Subpart B_Proprietary Trading
Sec. 75.3 Prohibition on proprietary trading.
(a) Prohibition. Except as otherwise provided in this subpart, a
banking entity may not engage in proprietary trading. Proprietary
trading means engaging as principal for the trading account of the
banking entity in any purchase or sale of one or more financial
instruments.
(b) Definition of trading account. (1) Trading account means any
account that is used by a banking entity to:
(i) Purchase or sell one or more financial instruments principally
for the purpose of:
(A) Short-term resale;
(B) Benefitting from actual or expected short-term price movements;
(C) Realizing short-term arbitrage profits; or
(D) Hedging one or more positions resulting from the purchases or
sales of financial instruments described in paragraphs (b)(1)(i)(A),
(B), or (C) of this section;
(ii) Purchase or sell one or more financial instruments that are
both market risk capital rule covered positions and trading positions
(or hedges of other market risk capital rule covered positions), if the
banking entity, or any affiliate of the banking entity, is an insured
depository institution, bank holding company, or savings and loan
holding company, and calculates risk-based capital ratios under the
market risk capital rule; or
(iii) Purchase or sell one or more financial instruments for any
purpose, if the banking entity:
(A) Is licensed or registered, or is required to be licensed or
registered, to engage in the business of a dealer, swap dealer, or
security-based swap dealer, to the extent the instrument is purchased or
sold in connection with the activities that require the banking entity
to be licensed or registered as such; or
(B) Is engaged in the business of a dealer, swap dealer, or
security-based swap dealer outside of the United States, to the extent
the instrument is purchased or sold in connection with the activities of
such business.
(2) Rebuttable presumption for certain purchases and sales.
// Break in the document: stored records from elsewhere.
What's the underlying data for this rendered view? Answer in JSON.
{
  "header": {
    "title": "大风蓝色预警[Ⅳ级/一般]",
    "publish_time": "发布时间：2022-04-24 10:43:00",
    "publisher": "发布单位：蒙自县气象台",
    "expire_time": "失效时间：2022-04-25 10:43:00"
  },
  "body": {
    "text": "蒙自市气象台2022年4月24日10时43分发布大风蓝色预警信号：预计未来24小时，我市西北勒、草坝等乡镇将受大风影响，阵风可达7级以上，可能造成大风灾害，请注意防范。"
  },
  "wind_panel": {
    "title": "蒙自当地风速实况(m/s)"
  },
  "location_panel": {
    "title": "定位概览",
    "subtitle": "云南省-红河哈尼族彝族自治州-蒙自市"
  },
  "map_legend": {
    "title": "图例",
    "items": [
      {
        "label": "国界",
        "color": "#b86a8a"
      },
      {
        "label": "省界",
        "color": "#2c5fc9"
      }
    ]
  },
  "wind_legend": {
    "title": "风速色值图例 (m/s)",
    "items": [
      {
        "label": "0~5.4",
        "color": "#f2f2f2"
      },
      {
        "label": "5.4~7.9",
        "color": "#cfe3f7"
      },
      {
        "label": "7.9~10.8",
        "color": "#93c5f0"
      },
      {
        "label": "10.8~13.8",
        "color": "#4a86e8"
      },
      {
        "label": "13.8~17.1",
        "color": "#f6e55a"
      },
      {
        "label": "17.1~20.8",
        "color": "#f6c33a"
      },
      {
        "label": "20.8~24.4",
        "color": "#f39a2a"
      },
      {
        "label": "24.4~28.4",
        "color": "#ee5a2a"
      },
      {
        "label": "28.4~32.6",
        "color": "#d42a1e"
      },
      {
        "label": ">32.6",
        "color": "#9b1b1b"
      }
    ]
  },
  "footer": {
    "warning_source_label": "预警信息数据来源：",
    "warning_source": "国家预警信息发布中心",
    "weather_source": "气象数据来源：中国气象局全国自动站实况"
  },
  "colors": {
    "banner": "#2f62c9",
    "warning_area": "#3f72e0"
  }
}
The
purchase (or sale) of a financial instrument by a banking entity shall
be presumed to be for the trading account of the banking entity under
paragraph (b)(1)(i) of this section if the banking entity holds the
financial instrument for fewer than sixty days or substantially
transfers the risk of the financial instrument within sixty days of the
purchase (or sale), unless the banking entity can demonstrate, based on
all relevant facts and circumstances, that the banking entity did not
purchase (or sell) the financial instrument principally for any of the
purposes described in paragraph (b)(1)(i) of this section.
(c) Financial instrument--(1) Financial instrument means:
(i) A security, including an option on a security;
[[Page 203]]
(ii) A derivative, including an option on a derivative; or
(iii) A contract of sale of a commodity for future delivery, or
option on a contract of sale of a commodity for future delivery.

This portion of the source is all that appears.